O estudo foi realizado no Hospital do Coração (HCor), em São Paulo. O principal autor da pesquisa é Carlos Schiavon, cirurgião bariátrico e cofundador da organização não governamental (ONG) Obesidade Brasil. Ao Correio, o médico relata que idealizaram a investigação em 2012.
“Na época, saíram as primeiras investigações de que a cirurgia bariátrica ajudava a controlar a diabetes. Existiam alguns estudos de casos mostrando que talvez fosse boa para controlar a pressão. Assim, fizemos essa pesquisa randomizada em que se compara dois grupos para coletar dados”, destaca Schiavon.
Pesquisa
Um total de 100 pessoas com idades de 18 a 65 anos participaram do estudo de maio de 2013 até janeiro de 2022. Os pacientes tinham hipertensão, faziam uso de, pelo menos, dois medicamentos e apresentavam índice de massa corporal (IMC) — peso dividido pela altura ao quadrado – de 30,0 a 39,9 kg/m².

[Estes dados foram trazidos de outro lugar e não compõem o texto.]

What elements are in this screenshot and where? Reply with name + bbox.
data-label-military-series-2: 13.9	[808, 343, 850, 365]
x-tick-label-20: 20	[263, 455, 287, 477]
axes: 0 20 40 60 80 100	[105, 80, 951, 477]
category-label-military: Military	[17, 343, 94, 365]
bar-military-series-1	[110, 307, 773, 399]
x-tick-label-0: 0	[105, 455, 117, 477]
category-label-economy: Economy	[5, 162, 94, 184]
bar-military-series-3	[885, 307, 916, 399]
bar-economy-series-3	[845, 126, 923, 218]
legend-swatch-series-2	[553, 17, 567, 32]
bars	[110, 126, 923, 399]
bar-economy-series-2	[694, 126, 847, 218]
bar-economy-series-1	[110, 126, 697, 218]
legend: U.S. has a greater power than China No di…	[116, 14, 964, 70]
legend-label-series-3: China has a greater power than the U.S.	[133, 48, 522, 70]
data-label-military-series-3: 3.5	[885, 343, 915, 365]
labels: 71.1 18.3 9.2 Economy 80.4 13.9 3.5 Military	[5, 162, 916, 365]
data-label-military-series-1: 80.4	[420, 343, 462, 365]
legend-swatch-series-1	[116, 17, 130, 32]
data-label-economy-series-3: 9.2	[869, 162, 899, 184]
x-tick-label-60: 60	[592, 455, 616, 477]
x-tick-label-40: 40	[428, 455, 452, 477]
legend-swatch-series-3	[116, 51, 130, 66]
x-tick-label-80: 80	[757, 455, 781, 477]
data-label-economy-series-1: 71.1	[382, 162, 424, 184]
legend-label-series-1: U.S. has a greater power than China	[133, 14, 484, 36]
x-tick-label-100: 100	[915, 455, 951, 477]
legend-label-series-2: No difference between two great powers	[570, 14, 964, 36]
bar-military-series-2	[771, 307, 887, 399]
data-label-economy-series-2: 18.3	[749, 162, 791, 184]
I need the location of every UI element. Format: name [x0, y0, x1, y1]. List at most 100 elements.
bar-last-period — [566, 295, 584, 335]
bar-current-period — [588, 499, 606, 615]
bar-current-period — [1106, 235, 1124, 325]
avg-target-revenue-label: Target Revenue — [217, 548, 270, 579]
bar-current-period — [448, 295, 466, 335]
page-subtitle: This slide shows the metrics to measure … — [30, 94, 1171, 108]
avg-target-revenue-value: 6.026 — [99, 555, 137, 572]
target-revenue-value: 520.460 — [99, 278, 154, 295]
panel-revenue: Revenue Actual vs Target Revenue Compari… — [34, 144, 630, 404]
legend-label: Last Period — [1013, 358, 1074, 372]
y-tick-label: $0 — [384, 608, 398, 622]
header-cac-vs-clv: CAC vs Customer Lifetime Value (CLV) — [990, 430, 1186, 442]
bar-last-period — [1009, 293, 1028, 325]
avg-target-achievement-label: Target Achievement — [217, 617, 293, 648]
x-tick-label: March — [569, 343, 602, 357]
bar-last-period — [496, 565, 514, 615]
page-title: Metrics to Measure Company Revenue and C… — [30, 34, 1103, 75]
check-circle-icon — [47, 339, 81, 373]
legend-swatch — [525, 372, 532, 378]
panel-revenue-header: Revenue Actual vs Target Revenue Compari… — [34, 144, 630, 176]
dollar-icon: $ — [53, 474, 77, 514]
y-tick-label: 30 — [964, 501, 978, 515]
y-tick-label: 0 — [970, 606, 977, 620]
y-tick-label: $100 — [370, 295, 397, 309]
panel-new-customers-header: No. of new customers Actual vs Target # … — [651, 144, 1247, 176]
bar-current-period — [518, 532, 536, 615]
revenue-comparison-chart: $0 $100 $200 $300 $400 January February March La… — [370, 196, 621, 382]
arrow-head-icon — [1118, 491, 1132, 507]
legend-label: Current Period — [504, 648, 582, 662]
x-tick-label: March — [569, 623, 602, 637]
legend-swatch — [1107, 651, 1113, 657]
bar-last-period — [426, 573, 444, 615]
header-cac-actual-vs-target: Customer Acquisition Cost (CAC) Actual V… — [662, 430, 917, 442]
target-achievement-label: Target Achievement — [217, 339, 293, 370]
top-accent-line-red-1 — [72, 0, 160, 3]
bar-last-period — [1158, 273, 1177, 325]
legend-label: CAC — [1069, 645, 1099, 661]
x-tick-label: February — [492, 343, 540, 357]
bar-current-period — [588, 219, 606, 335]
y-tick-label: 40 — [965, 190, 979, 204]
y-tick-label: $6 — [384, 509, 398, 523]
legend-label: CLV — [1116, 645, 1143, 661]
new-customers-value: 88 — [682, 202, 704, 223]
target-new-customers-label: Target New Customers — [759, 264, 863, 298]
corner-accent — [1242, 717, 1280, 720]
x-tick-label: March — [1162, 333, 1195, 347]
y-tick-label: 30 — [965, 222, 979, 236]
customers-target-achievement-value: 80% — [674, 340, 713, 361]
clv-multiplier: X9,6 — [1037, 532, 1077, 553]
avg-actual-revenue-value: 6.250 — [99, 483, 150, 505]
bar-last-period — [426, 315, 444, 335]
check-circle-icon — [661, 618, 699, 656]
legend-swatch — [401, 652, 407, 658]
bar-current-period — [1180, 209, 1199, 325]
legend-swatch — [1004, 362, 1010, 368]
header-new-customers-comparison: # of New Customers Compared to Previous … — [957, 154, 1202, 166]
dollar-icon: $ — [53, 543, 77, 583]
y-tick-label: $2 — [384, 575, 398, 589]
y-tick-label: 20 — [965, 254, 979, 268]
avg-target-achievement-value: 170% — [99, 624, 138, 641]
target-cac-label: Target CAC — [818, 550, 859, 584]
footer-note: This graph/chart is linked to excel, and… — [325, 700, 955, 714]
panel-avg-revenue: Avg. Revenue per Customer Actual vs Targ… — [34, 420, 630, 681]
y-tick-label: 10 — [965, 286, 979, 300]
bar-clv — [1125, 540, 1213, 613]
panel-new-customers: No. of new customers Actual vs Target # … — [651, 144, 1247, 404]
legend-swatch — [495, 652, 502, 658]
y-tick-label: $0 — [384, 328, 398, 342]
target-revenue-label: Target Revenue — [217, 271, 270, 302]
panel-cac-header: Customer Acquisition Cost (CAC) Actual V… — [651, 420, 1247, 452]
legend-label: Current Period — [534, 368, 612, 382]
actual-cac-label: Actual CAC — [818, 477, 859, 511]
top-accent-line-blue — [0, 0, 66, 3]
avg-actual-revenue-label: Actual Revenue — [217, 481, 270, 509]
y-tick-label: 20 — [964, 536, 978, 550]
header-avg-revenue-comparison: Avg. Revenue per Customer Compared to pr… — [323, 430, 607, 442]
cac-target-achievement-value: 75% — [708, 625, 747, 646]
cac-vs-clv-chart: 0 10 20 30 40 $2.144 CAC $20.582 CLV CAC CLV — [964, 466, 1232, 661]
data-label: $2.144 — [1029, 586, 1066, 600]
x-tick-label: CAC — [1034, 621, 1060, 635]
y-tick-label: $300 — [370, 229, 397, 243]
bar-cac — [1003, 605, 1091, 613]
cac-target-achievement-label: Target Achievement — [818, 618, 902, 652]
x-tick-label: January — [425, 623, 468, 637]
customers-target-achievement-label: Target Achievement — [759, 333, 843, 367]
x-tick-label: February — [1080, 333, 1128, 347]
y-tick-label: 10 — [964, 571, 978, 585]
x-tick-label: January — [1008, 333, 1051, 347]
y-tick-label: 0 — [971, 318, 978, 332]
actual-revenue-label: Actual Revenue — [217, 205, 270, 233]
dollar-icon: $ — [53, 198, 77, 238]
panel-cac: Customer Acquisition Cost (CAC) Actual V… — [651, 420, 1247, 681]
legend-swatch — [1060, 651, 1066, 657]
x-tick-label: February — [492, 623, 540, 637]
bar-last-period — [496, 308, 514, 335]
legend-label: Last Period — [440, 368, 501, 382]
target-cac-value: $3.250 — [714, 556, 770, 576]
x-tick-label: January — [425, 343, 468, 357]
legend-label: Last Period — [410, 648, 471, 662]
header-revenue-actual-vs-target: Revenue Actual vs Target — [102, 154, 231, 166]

Foram excluídos da pesquisa indivíduos com doenças cardiovasculares, com transtornos psiquiátricos graves, com diabetes tipo dois descontrolada e tipo um e com outras doenças associadas à obesidade — exceto apneia do sono.
Os participantes foram divididos em dois grupos: os que fariam a cirurgia bariátrica e os que manteriam o tratamento clínico sem operação. Respectivamente, 74% e 64% dos pacientes de cada grupo concluíram o acompanhamento de cinco anos.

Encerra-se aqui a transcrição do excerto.